To find the diagonal length of the base rectangle of the rectangular prism, we will use the Pythagorean Theorem, which is \(a^2 + b^2 = c^2\), where \(c\) is the hypotenuse (the diagonal in this case) and \(a\) and \(b\) are the other two sides.
- Finding the diagonal of the base rectangle:
- Length (\(l\)) = 4
- Width (\(w\)) = 3
Using the Pythagorean Theorem:
\[ d_{\text{base}}^2 = l^2 + w^2 \] \[ d_{\text{base}}^2 = 4^2 + 3^2 = 16 + 9 = 25 \] \[ d_{\text{base}} = \sqrt{25} = 5 \]
The diagonal length of the base rectangle is 5.

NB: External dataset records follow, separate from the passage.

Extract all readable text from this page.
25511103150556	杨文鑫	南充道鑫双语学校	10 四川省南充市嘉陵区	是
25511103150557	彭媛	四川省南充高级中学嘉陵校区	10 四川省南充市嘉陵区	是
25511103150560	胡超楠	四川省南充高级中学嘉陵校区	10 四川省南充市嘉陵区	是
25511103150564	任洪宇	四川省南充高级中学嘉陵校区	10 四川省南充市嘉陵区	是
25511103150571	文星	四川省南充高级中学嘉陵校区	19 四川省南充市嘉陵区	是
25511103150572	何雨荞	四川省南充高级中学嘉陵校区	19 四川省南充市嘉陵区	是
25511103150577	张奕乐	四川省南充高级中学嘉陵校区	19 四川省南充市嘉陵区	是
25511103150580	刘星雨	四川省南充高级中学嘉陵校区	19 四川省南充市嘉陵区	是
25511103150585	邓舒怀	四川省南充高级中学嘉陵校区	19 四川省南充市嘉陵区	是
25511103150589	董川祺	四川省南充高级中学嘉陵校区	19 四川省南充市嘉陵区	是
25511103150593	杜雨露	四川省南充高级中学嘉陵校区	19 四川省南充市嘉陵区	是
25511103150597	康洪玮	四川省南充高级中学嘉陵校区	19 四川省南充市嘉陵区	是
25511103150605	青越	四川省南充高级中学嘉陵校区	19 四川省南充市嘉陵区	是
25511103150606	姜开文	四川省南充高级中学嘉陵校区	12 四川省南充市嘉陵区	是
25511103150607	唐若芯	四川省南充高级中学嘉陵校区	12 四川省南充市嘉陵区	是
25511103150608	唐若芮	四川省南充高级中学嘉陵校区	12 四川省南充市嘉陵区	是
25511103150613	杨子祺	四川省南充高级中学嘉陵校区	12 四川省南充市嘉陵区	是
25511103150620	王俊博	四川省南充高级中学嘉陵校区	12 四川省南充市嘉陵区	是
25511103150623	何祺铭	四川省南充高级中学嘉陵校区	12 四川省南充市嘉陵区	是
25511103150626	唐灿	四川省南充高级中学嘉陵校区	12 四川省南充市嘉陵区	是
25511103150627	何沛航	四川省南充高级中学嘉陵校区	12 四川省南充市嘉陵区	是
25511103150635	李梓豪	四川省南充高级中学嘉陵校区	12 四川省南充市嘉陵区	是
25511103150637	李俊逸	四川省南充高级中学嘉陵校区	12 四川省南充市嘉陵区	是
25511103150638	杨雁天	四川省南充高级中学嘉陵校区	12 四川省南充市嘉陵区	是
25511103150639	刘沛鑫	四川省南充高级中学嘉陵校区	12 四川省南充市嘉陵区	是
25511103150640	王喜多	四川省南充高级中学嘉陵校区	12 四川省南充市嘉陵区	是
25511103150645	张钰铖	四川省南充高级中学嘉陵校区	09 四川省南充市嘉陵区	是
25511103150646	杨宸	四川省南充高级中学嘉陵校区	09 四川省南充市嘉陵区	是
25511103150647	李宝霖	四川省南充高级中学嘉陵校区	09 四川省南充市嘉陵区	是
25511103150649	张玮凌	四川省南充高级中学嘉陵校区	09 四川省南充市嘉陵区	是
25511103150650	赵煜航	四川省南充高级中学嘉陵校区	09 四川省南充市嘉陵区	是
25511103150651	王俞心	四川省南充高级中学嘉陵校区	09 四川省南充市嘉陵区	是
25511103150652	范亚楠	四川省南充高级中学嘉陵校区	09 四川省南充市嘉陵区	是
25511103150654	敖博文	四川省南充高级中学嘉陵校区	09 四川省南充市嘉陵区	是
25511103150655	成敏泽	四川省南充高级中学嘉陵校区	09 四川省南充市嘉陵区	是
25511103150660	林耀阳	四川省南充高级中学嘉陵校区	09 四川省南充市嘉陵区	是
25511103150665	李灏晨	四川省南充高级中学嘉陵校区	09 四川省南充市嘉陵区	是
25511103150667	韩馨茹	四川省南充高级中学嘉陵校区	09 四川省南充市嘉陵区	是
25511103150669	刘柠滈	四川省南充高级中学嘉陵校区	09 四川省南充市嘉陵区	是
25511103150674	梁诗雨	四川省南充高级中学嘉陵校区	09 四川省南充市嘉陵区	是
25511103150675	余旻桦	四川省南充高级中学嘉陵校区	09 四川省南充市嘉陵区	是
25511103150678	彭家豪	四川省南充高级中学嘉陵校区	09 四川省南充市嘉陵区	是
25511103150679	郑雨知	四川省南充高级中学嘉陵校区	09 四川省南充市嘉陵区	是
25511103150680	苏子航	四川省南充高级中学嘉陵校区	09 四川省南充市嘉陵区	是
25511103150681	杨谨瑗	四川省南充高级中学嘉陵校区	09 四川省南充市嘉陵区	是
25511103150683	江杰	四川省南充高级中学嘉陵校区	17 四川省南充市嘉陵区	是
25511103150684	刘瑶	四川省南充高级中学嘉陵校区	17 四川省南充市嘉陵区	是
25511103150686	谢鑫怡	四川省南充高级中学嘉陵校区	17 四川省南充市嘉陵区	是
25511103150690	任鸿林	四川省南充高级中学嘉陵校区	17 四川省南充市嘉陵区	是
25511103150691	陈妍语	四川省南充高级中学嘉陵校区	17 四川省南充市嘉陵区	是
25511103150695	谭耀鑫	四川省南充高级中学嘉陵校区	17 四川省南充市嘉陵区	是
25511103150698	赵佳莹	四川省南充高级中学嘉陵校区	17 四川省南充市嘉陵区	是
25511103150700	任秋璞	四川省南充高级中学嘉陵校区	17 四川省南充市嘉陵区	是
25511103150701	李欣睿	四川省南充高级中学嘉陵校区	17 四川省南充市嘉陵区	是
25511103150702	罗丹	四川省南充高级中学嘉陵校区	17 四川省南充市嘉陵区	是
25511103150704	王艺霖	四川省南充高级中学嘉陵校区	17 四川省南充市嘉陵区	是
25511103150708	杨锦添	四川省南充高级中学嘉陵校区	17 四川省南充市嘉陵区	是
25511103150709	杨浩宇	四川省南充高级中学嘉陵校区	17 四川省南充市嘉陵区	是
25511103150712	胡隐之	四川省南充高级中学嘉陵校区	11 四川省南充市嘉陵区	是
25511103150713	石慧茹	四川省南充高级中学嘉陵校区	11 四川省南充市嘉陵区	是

- Finding the diagonal of the prism:
- Height (\(h\)) = 12
- The diagonal of the base (\(d_{\text{base}}\)) = 5
Now, we can use the Pythagorean Theorem again to find the diagonal of the prism:
\[ d_{\text{prism}}^2 = d_{\text{base}}^2 + h^2 \] \[ d_{\text{prism}}^2 = 5^2 + 12^2 \] \[ d_{\text{prism}}^2 = 25 + 144 = 169 \] \[ d_{\text{prism}} = \sqrt{169} = 13 \]
The length of the diagonal of the prism is 13.